Cam FrenchFebruary 3rd, 2008 at 4:24 pm

My favourite(sic) bridge books of all time were Kantar’s Gamesman’s Bridge and Adventures in Card play by Kelsey/Ottlik. Kantar’s was funny and a joy to read. Philip and Robert King have a couple of great reads too.

I laugh because I just purchased the Backwash book from my good friend VKO aka Vince Oddy ( and I look forward to reading it.

The worst bridge book I have had the misfortune to read was Clyde Love’s book Squeeze Play Complete. A complete waste of time.

Some, like me, love to read bridge fiction and non-fiction. Others, fail to attain the same pleasure and disdain reading. Their loss.

I recall Martin Hoffman writing about how a light went on when he read Reese’s Master Play (I think) and the chapter was called “Hold it!” It was about not releasing vital cards to the defense prematurely. It was, and remains a compelling read.

I reccomend reading the bridge literature, be it Bobby Wolff, Eddie Kantar, and some of the older stuff. (Watson’s Play of the Hand is still a classic for newcomers to the game.)

Sarah HowdenFebruary 4th, 2008 at 9:57 am

Thanks for the recommendations, Cam. I look forward to broadening my knowledge of bridge lit – and I shall take your advice and avoid Squeeze Play Complete. Incidentally, I am just reading the new biography of Charles Schulz right now (Schulz and Peanuts by David Michaelis) and it makes several mentions of his penchant for bridge – though the church he belonged to did not approve of contract bridge, apparently (!).

Justin LallFebruary 13th, 2008 at 10:06 pm

Really surprised at the negativity towards Love; his book is generally considered THE book for learning squeezes.

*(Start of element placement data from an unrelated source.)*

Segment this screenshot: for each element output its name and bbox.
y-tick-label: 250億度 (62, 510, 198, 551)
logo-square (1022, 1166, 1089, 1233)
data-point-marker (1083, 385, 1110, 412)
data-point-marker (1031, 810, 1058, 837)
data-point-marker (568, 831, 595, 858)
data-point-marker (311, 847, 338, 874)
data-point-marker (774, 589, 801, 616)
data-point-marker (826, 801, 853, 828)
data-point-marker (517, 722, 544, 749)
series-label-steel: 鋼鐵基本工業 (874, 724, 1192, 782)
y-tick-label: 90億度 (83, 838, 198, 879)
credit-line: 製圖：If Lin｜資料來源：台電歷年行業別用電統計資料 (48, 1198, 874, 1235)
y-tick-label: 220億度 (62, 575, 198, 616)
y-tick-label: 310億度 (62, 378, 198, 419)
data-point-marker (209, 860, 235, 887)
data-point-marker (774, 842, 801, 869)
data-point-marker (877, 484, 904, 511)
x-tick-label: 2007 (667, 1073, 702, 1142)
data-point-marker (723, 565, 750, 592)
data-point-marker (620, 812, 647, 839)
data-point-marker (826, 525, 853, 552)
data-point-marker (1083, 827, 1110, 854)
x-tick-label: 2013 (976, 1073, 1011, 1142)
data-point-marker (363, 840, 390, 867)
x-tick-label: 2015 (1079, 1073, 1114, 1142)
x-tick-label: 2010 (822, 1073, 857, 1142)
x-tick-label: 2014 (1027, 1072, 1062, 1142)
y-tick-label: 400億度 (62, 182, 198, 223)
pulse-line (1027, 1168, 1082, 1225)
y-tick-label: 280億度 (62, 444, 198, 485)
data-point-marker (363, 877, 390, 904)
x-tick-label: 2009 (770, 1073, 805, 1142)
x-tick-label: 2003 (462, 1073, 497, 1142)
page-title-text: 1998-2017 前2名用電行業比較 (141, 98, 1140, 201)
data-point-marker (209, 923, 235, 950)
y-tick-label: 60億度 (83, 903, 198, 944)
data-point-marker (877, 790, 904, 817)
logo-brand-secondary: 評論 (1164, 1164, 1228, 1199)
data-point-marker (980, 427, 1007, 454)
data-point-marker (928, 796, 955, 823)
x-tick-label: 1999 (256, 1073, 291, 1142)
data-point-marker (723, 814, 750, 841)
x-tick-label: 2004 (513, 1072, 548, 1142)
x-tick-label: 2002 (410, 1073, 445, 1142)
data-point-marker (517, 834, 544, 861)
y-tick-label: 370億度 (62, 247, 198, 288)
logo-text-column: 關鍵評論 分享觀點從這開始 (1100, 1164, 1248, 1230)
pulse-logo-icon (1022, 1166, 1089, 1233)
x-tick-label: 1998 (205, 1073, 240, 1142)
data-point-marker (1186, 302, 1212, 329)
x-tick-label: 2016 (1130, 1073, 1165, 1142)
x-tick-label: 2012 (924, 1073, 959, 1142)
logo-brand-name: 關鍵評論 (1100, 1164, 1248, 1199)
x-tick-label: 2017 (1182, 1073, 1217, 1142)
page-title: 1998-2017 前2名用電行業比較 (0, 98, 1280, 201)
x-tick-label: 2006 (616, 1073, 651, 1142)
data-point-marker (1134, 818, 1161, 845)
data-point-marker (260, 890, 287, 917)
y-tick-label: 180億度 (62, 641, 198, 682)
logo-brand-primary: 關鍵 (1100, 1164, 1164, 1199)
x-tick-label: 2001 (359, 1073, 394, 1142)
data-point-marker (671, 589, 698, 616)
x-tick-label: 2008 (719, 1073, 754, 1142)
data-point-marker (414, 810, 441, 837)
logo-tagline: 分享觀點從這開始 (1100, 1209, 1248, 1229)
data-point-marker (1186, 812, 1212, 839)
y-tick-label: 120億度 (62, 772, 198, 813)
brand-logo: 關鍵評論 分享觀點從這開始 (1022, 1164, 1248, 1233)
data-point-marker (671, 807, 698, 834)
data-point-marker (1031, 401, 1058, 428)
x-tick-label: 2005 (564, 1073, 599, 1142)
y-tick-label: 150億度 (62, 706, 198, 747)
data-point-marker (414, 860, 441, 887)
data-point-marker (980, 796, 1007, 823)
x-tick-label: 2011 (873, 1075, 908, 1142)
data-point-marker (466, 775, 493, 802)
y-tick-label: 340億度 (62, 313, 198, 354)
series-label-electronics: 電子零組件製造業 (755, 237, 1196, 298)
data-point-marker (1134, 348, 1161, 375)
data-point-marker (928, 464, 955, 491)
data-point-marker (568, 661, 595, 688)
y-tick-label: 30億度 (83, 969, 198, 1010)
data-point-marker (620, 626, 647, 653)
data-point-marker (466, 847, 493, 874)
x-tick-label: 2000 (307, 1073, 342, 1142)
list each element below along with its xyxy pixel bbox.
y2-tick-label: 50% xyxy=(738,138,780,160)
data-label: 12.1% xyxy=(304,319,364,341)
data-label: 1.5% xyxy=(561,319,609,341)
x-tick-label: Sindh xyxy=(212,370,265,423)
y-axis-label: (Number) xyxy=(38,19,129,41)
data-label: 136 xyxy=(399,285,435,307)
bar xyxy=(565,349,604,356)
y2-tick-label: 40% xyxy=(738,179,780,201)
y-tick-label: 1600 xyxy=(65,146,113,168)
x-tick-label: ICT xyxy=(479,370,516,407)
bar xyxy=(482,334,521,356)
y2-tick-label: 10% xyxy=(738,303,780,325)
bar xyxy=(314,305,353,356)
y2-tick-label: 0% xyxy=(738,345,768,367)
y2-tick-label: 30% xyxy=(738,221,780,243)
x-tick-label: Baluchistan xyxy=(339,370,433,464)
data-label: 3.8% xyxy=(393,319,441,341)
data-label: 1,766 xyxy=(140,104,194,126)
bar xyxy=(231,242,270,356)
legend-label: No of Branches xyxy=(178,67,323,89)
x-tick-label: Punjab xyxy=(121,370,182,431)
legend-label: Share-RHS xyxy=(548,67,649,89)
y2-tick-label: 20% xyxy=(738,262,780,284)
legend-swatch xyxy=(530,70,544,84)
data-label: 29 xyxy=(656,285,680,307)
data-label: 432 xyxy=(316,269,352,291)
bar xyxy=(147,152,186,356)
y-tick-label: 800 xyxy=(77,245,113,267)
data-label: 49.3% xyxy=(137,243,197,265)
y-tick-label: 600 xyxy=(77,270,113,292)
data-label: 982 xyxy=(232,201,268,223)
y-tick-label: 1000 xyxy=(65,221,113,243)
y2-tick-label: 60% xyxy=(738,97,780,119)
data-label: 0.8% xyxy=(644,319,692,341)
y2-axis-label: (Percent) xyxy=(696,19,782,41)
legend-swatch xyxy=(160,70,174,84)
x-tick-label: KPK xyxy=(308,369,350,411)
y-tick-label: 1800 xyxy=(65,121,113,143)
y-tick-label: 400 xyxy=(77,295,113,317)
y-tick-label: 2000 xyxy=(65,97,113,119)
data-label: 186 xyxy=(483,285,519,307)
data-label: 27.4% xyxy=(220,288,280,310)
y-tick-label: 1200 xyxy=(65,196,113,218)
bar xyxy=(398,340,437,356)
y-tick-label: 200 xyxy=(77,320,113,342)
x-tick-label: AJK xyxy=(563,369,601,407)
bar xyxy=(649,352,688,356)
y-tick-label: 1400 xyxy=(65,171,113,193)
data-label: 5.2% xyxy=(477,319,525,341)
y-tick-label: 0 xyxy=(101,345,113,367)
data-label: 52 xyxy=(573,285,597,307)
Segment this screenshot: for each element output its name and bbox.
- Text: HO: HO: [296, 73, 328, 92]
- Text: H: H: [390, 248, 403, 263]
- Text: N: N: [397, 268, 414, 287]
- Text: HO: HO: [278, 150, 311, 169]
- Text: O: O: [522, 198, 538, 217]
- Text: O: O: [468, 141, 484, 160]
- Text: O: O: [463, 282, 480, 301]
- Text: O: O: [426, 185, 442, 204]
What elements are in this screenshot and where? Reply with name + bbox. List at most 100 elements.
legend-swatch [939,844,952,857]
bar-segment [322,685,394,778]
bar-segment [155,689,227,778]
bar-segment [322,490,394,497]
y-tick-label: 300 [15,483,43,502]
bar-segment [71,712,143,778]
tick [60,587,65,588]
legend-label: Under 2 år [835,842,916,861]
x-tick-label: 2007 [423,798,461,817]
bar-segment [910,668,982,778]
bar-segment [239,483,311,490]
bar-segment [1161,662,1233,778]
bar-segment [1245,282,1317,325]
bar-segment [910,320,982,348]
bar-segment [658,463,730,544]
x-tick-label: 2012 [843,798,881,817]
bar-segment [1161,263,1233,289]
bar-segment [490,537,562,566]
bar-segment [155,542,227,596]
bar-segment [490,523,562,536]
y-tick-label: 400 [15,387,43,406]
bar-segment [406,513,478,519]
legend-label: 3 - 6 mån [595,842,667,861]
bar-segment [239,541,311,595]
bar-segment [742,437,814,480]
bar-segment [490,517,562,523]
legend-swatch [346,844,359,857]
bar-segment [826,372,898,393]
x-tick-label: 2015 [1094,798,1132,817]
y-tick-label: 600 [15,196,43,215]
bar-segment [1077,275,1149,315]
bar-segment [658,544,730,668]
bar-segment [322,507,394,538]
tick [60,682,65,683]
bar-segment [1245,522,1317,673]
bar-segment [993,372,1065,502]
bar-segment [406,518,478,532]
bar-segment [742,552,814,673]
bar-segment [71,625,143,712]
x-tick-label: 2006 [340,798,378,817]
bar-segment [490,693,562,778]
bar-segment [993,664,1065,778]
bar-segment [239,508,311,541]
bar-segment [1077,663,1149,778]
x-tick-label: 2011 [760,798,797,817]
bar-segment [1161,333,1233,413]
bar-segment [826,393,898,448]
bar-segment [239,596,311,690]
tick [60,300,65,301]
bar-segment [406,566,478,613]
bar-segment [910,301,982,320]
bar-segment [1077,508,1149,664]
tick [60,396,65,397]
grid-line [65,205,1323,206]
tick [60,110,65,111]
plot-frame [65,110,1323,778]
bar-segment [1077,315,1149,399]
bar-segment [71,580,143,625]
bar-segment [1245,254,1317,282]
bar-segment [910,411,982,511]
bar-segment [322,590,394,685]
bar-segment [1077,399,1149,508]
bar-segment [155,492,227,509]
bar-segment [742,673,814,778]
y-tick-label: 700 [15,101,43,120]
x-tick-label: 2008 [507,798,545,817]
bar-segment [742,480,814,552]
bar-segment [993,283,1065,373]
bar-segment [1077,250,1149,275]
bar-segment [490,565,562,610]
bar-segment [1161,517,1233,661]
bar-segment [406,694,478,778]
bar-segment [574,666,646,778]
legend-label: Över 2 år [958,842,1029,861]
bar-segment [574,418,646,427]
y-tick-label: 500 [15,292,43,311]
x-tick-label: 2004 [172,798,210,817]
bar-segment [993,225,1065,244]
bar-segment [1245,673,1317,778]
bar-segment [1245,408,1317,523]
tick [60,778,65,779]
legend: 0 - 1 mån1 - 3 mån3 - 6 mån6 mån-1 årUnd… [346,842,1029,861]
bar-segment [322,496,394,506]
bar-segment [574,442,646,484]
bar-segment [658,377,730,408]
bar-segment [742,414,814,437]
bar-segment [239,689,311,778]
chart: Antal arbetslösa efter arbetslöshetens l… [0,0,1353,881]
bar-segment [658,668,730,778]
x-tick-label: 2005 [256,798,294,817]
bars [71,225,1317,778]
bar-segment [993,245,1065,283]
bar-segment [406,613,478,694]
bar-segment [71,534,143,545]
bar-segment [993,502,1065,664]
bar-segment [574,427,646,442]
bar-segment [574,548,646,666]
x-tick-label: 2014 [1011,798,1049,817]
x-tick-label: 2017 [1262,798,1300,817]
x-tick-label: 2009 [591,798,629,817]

I still remember dealing the cards out and feeling like each squeeze was magic. I would definitely recommend it.

Nick KrnjevicMarch 9th, 2009 at 1:50 am

Sarah-I suspect Cam and Justin are both right, but their remarks target different skill-levels.

I wouldn’t recomend Clyde Love’s text for the inexperienced player, since you need to learn to walk (i.e. count) before you can run (squeeze).

But any keen intermediate player who takes the time and effort to read Love’s book will find that it will open up an entirely new dimension of the game for them.